Ok, thanks for taking the time to write all that out. I will do some more investigating.

 

[joshuathornton76]

No awareness and all that crap "awareness" my ass the majority of humans don't care about anything you can teach them about it day and night it won't make difference.Recruit people with dpdr and scan their brains to find a common pattern then from there look for medications.

Ehhh this guy has got it. For the record, they have done brain scans. Our amygdala and surrounding areas are blunted (such as the prefrontal cortex). The amygdala processes emotion, feelings and stimuli. Sound familiar?

There would need to be billions of dollars to develop a drug that is safe and proven, and that is able to accurately affect the proper neurotransmitters. Kappa opioid antagonism is the best start.

 

[NoDevils]

Ehhh this guy has got it. For the record, they have done brain scans. Our amygdala and surrounding areas are blunted (such as the prefrontal cortex). The amygdala processes emotion, feelings and stimuli. Sound familiar?

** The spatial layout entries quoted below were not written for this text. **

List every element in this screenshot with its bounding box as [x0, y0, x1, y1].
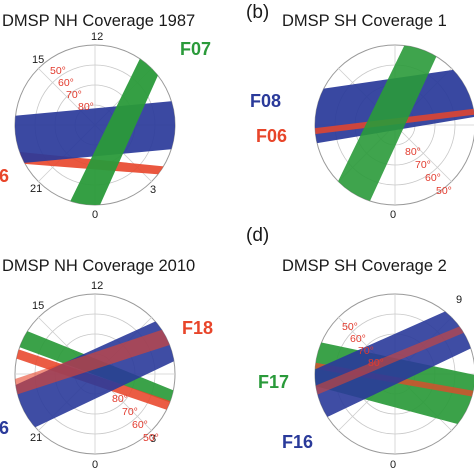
panel-d-title: DMSP SH Coverage 2 — [282, 257, 447, 275]
lat-label-a-50: 50° — [50, 65, 66, 77]
satellite-label-c-blue: 6 — [0, 418, 9, 438]
mlt-label-c-12: 12 — [91, 280, 103, 292]
satellite-label-f16: F16 — [282, 432, 313, 452]
lat-label-a-70: 70° — [66, 89, 82, 101]
lat-label-b-60: 60° — [425, 172, 441, 184]
lat-label-c-60: 60° — [132, 419, 148, 431]
lat-label-a-80: 80° — [78, 101, 94, 113]
panel-a: DMSP NH Coverage 1987 12 15 21 0 3 50° 6… — [0, 12, 211, 221]
lat-label-b-50: 50° — [436, 185, 452, 197]
mlt-label-a-3: 3 — [150, 184, 156, 196]
panel-d-label: (d) — [246, 225, 269, 246]
lat-label-d-50: 50° — [342, 321, 358, 333]
lat-label-d-70: 70° — [358, 345, 374, 357]
lat-label-d-60: 60° — [350, 333, 366, 345]
satellite-label-f08: F08 — [250, 91, 281, 111]
satellite-label-f06: F06 — [256, 126, 287, 146]
mlt-label-a-0: 0 — [92, 209, 98, 221]
satellite-label-f07: F07 — [180, 39, 211, 59]
mlt-label-b-0: 0 — [390, 209, 396, 221]
lat-label-c-80: 80° — [112, 393, 128, 405]
satellite-label-a-red: 6 — [0, 166, 9, 186]
coverage-bands-b — [315, 45, 474, 205]
coverage-bands-d — [315, 296, 474, 430]
panel-b-label: (b) — [246, 2, 269, 23]
panel-c: DMSP NH Coverage 2010 12 15 21 0 3 80° 7… — [0, 257, 213, 471]
lat-label-b-70: 70° — [415, 159, 431, 171]
panel-a-title: DMSP NH Coverage 1987 — [2, 12, 195, 30]
mlt-label-d-0: 0 — [390, 459, 396, 471]
lat-label-c-70: 70° — [122, 406, 138, 418]
satellite-label-f17: F17 — [258, 372, 289, 392]
panel-d: (d) DMSP SH Coverage 2 9 0 50° 60° 70° 8… — [246, 225, 474, 471]
mlt-label-c-21: 21 — [30, 432, 42, 444]
lat-label-d-80: 80° — [368, 357, 384, 369]
mlt-label-a-15: 15 — [32, 54, 44, 66]
mlt-label-c-3: 3 — [150, 433, 156, 445]
mlt-label-a-21: 21 — [30, 183, 42, 195]
mlt-label-d-9: 9 — [456, 294, 462, 306]
panel-b-title: DMSP SH Coverage 1 — [282, 12, 447, 30]
lat-label-c-50: 50° — [143, 432, 159, 444]
coverage-bands-c — [15, 308, 175, 444]
coverage-bands-a — [15, 45, 175, 205]
lat-label-a-60: 60° — [58, 77, 74, 89]
mlt-label-a-12: 12 — [91, 31, 103, 43]
panel-c-title: DMSP NH Coverage 2010 — [2, 257, 195, 275]
satellite-label-f18: F18 — [182, 318, 213, 338]
mlt-label-c-15: 15 — [32, 300, 44, 312]
panel-b: (b) DMSP SH Coverage 1 0 80° 70° 60° 50°… — [246, 2, 474, 221]
mlt-label-c-0: 0 — [92, 459, 98, 471]
lat-label-b-80: 80° — [405, 146, 421, 158]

There would need to be billions of dollars to develop a drug that is safe and proven, and that is able to accurately affect the proper neurotransmitters. Kappa opioid antagonism is the best start.

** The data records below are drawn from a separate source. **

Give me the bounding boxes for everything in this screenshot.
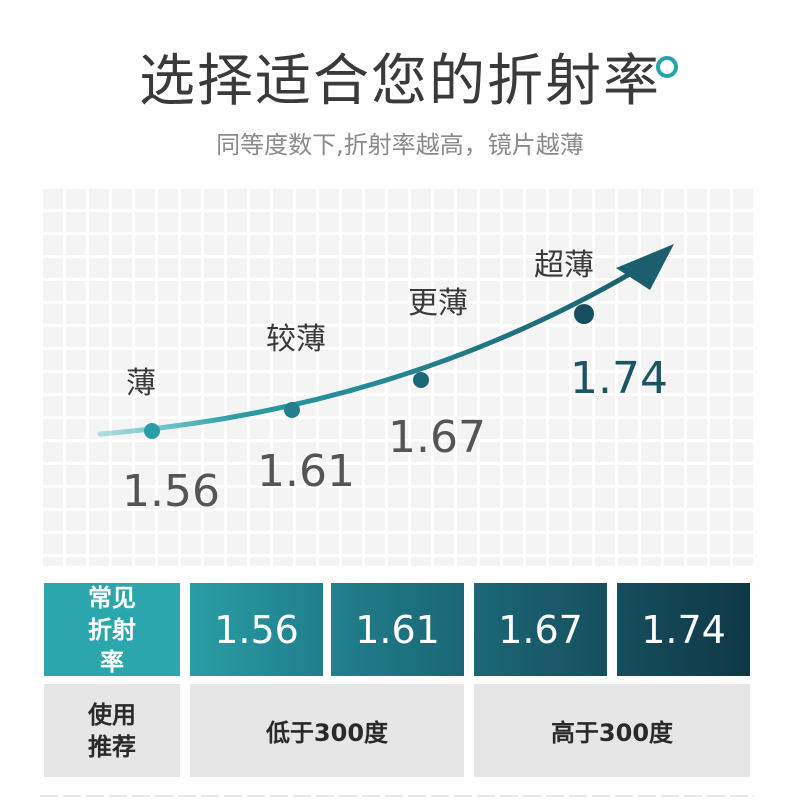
label-index-1-67: 1.67 bbox=[388, 412, 486, 463]
page-subtitle: 同等度数下,折射率越高，镜片越薄 bbox=[216, 131, 584, 159]
curve-line bbox=[97, 265, 643, 437]
row-header-line-2: 推荐 bbox=[88, 732, 136, 761]
label-index-1-56: 1.56 bbox=[122, 466, 220, 517]
row-header-recommended-use: 使用 推荐 bbox=[44, 684, 180, 777]
recommendation-below-300: 低于300度 bbox=[190, 684, 464, 777]
row-header-line-1: 常见 bbox=[88, 583, 136, 612]
point-1-74 bbox=[574, 304, 594, 324]
index-cell-1-56: 1.56 bbox=[190, 583, 323, 676]
recommendation-above-300: 高于300度 bbox=[474, 684, 750, 777]
page-title: 选择适合您的折射率 bbox=[139, 49, 661, 114]
label-thin: 薄 bbox=[126, 366, 156, 401]
label-thinner: 较薄 bbox=[266, 322, 326, 357]
index-cell-1-74: 1.74 bbox=[617, 583, 750, 676]
point-1-56 bbox=[144, 423, 160, 439]
row-header-line-2: 折射率 bbox=[88, 615, 136, 676]
label-index-1-61: 1.61 bbox=[257, 446, 355, 497]
label-ultra-thin: 超薄 bbox=[534, 248, 594, 283]
point-1-61 bbox=[284, 402, 300, 418]
index-cell-1-61: 1.61 bbox=[331, 583, 464, 676]
row-header-line-1: 使用 bbox=[88, 700, 136, 729]
circle-dot-icon bbox=[656, 56, 678, 78]
row-header-common-index: 常见 折射率 bbox=[44, 583, 180, 676]
dashed-divider bbox=[40, 795, 754, 797]
label-index-1-74: 1.74 bbox=[570, 353, 668, 404]
point-1-67 bbox=[413, 372, 429, 388]
label-more-thin: 更薄 bbox=[408, 286, 468, 321]
arrow-head-icon bbox=[616, 244, 674, 290]
index-cell-1-67: 1.67 bbox=[474, 583, 607, 676]
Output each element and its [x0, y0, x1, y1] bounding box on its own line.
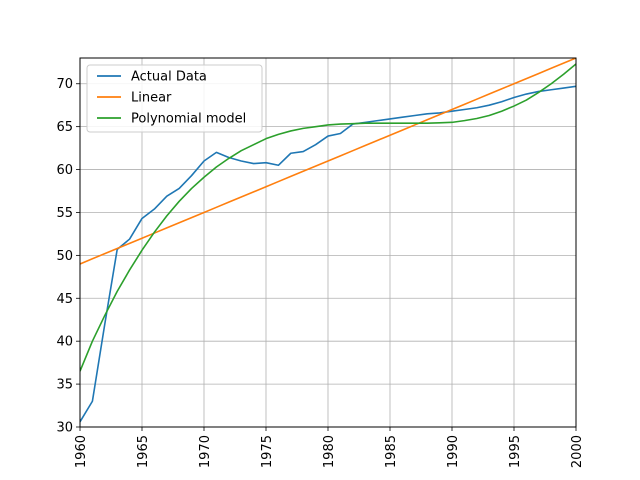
series-lines — [80, 58, 576, 423]
y-tick-label: 70 — [56, 77, 73, 92]
series-line-actual-data — [80, 85, 576, 423]
y-tick-label: 30 — [56, 421, 73, 436]
x-tick-label: 2000 — [570, 435, 585, 468]
x-tick-label: 1985 — [384, 435, 399, 468]
x-tick-label: 1980 — [322, 435, 337, 468]
y-tick-label: 65 — [56, 120, 73, 135]
x-tick-label: 1965 — [136, 435, 151, 468]
x-tick-label: 1970 — [198, 435, 213, 468]
series-line-polynomial-model — [80, 63, 576, 372]
legend-label: Polynomial model — [131, 112, 246, 127]
legend-label: Linear — [131, 91, 172, 106]
y-tick-label: 60 — [56, 163, 73, 178]
x-tick-label: 1990 — [446, 435, 461, 468]
y-tick-label: 55 — [56, 206, 73, 221]
legend-box — [86, 64, 263, 133]
y-tick-label: 45 — [56, 292, 73, 307]
y-tick-label: 50 — [56, 249, 73, 264]
axis-ticks: 1960 1965 1970 1975 1980 1985 1990 1995 2000 30 35… — [56, 77, 585, 468]
y-tick-label: 35 — [56, 378, 73, 393]
legend-label: Actual Data — [131, 70, 207, 85]
x-tick-label: 1975 — [260, 435, 275, 468]
y-tick-label: 40 — [56, 335, 73, 350]
x-tick-label: 1960 — [74, 435, 89, 468]
series-line-linear — [80, 58, 576, 265]
legend: Actual Data Linear Polynomial model — [86, 64, 263, 133]
x-tick-label: 1995 — [508, 435, 523, 468]
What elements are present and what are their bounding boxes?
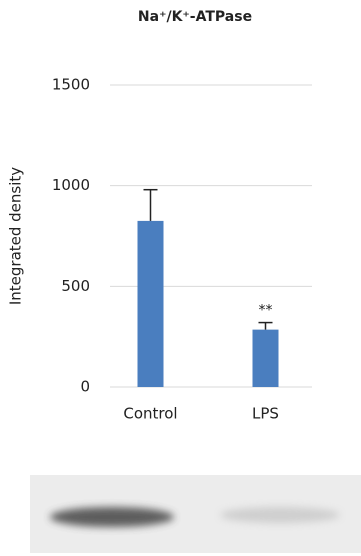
significance-label: ** <box>259 303 273 319</box>
x-tick-label: Control <box>123 405 177 423</box>
y-axis-label: Integrated density <box>7 167 25 305</box>
y-tick-label: 1500 <box>52 76 90 94</box>
y-tick-label: 0 <box>80 378 90 396</box>
y-tick-label: 500 <box>61 277 90 295</box>
x-tick-label: LPS <box>252 405 279 423</box>
blot-band <box>50 507 174 527</box>
chart: Na⁺/K⁺-ATPase Integrated density 0 500 100… <box>0 0 361 556</box>
blot-band <box>220 507 340 523</box>
bar <box>253 330 279 387</box>
chart-title: Na⁺/K⁺-ATPase <box>138 9 252 25</box>
western-blot <box>30 475 361 553</box>
y-tick-label: 1000 <box>52 176 90 194</box>
bar <box>138 221 164 387</box>
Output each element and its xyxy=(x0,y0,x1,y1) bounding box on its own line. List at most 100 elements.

Isn't dissociation also common in people with "overactive amygdalae" like in EUPD and PTSD? I'm not sure how their depersonalization differs in presentation or what this would have to do with a hypothetical drug. This overactive amygdalae claim is something I heard from clinicians and not something I've studied myself. Regardless, trialing any medication is probably better than none. Psychiatrists have told me the goal of drug interventions now is to "normalize" certain systems. In emotionally unstable people they have hot, overly emotional moments as well as cold, empty moments and everything in between, so stability is a good goal for them.